Alice Flesher, general manager of Chevron’s company-owned and operated network of gas stations, added:
“We are excited to be working with EVgo to install electric vehicle charging stations at select locations in California. While gasoline and diesel remain an important part of California’s transportation energy mix, we are always exploring how to evolve our offering, helping improve the consumer experience and working to remain the preferred brand choice on the West Coast.”
Chevron is not the only oil company seeing the writing on the wall.
Oil companies have been increasingly interested in electric vehicle charging as they start to see electric vehicles slowly taking over the car industry.
Shell is leading the charge through its involvement in the new Ionity charging network in Europe, building its own chargers at its own gas stations, and recently acquiring a charging network with over 30,000 chargers.

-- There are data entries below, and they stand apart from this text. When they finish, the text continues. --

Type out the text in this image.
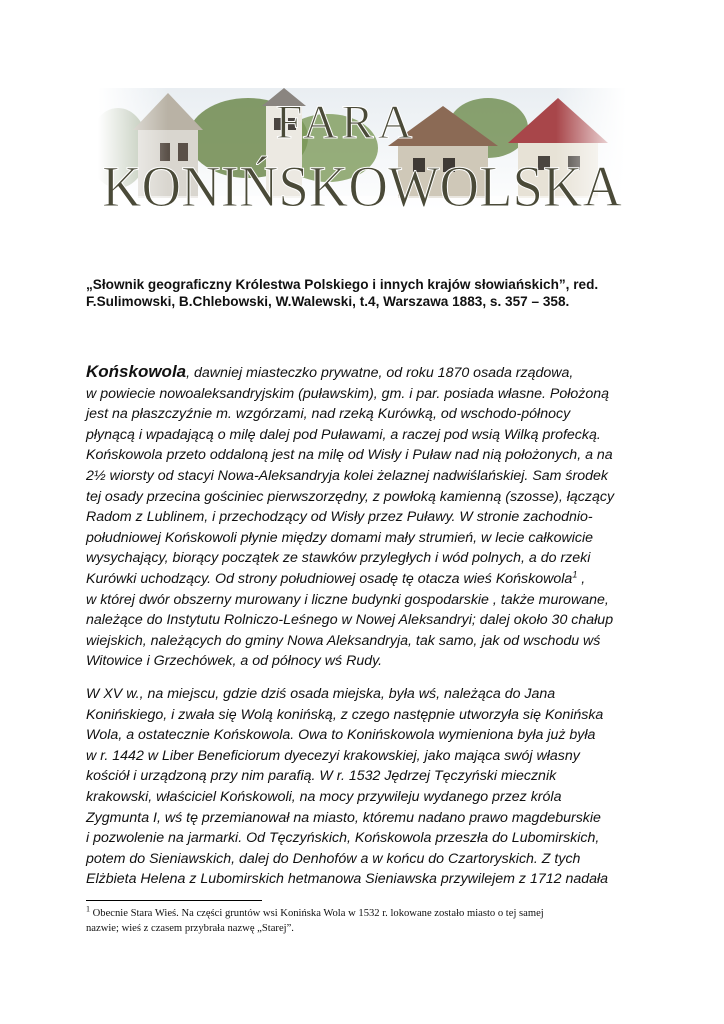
FARA
KONIŃSKOWOLSKA
„Słownik geograficzny Królestwa Polskiego i innych krajów słowiańskich”, red.
F.Sulimowski, B.Chlebowski, W.Walewski, t.4, Warszawa 1883, s. 357 – 358.
Końskowola, dawniej miasteczko prywatne, od roku 1870 osada rządowa,
w powiecie nowoaleksandryjskim (puławskim), gm. i par. posiada własne. Położoną
jest na płaszczyźnie m. wzgórzami, nad rzeką Kurówką, od wschodo-północy
płynącą i wpadającą o milę dalej pod Puławami, a raczej pod wsią Wilką profecką.
Końskowola przeto oddaloną jest na milę od Wisły i Puław nad nią położonych, a na
2½ wiorsty od stacyi Nowa-Aleksandryja kolei żelaznej nadwiślańskiej. Sam środek
tej osady przecina gościniec pierwszorzędny, z powłoką kamienną (szosse), łączący
Radom z Lublinem, i przechodzący od Wisły przez Puławy. W stronie zachodnio-
południowej Końskowoli płynie między domami mały strumień, w lecie całkowicie
wysychający, biorący początek ze stawków przyległych i wód polnych, a do rzeki
Kurówki uchodzący. Od strony południowej osadę tę otacza wieś Końskowola$^1$ ,
w której dwór obszerny murowany i liczne budynki gospodarskie , także murowane,
należące do Instytutu Rolniczo-Leśnego w Nowej Aleksandryi; dalej około 30 chałup
wiejskich, należących do gminy Nowa Aleksandryja, tak samo, jak od wschodu wś
Witowice i Grzechówek, a od północy wś Rudy.
W XV w., na miejscu, gdzie dziś osada miejska, była wś, należąca do Jana
Konińskiego, i zwała się Wolą konińską, z czego następnie utworzyła się Konińska
Wola, a ostatecznie Końskowola. Owa to Konińskowola wymieniona była już była
w r. 1442 w Liber Beneficiorum dyecezyi krakowskiej, jako mająca swój własny
kościół i urządzoną przy nim parafią. W r. 1532 Jędrzej Tęczyński miecznik
krakowski, właściciel Końskowoli, na mocy przywileju wydanego przez króla
Zygmunta I, wś tę przemianował na miasto, któremu nadano prawo magdeburskie
i pozwolenie na jarmarki. Od Tęczyńskich, Końskowola przeszła do Lubomirskich,
potem do Sieniawskich, dalej do Denhofów a w końcu do Czartoryskich. Z tych
Elżbieta Helena z Lubomirskich hetmanowa Sieniawska przywilejem z 1712 nadała
$^1$ Obecnie Stara Wieś. Na części gruntów wsi Konińska Wola w 1532 r. lokowane zostało miasto o tej samej
nazwie; wieś z czasem przybrała nazwę „Starej”.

Petro Canada, formerly a state-owned oil company in Canada but now part of Suncor, is also on board as it started deploying charging stations to its large network of gas stations in Canada.
BP also started investing in electric vehicle charging through an investment in a startup.
Electrek’s Take
It shouldn’t be surprising. Oil companies always knew what they were doing. They just didn’t care or cared more about profits than the longevity of the planet.
They knew about climate change and their impact on its acceleration way before the public did.
After trying to suppress it as well as they could, they now see the tide turning and they are investing their oil profit into that future.
On a certain level, it’s annoying, but we also need that money to accelerate EV adoption so we can’t really complain.